Police Continue Investigation Of Cemetery Vandalism
An act of vandalism that resulted in the toppling of 23 headstones at the St. Paul's Church Cemetery late last Tuesday or early Wednesday could have been connected to the vandalizing of three nearby Spruce Street homes, Princeton Borough Police said. It is believed, however, that the attack on the 146-year-old cemetery was not a hate crime, but simply an act of general vandalism, as indicated by the lack of graffiti markings, police said. The headstones were knocked over, with most of them otherwise unmoved and undamaged.
No arrests have been made, but if caught, perpetrators could be charged with desecration.
Though the crime is not presumed to be anti-Catholic, Borough Mayor Joseph O'Neill said he was surprised at the volume of overturned stones and by the apparent time and effort involved in pushing the large headstones over.
"It's the kind of thing that's very disturbing," he said. "The relatives and friends of people that are buried there: those are the ones that feel the hurt."
"It's an enormous lack of respect for other people and to no purpose, except I suspect someone's rage," the mayor added.
A number of parishioners have contacted the mayor, he said, urging the town and surrounding communities to be tough on those committing this sort of crime.
"I am sure that your police department is investigating this heinous act," St. Paul's parishioner Robert Sanz wrote to Mr. O'Neill in a letter dated this past Sunday, "but I beseech you to direct your chief of police to adopt the highest possible prosecutorial protocol."
St.

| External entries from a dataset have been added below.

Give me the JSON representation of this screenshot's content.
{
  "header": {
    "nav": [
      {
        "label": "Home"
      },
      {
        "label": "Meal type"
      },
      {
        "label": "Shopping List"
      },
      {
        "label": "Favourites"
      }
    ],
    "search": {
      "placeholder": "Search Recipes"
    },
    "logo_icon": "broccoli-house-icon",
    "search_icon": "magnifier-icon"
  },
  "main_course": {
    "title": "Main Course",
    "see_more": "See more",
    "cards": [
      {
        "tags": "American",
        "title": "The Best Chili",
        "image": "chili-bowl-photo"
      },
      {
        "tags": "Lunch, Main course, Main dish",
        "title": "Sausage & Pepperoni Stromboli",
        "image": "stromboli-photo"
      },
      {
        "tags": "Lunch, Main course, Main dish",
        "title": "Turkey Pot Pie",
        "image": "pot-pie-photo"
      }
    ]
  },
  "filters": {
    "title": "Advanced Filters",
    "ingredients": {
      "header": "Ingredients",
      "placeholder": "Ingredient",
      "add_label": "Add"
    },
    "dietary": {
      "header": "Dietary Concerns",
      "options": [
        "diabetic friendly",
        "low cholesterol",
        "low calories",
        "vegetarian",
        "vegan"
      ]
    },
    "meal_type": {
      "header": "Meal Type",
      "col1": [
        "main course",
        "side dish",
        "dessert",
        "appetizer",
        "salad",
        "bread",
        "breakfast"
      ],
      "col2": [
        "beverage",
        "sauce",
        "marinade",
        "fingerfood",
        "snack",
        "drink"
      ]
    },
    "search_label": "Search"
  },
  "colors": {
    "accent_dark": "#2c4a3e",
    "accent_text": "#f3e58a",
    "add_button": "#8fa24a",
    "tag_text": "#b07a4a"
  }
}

Paul's representatives declined to comment on the incident.
Mr. O'Neill said he could not remember an incident similar to this in the Borough, though the racist fliers circulating on Jefferson Road in the fall 2003 set off alarms in the community.
Even though there may be nothing to indicate a hate crime at St. Paul's, Mr. O'Neill said the insensitivity of the act stands on its own.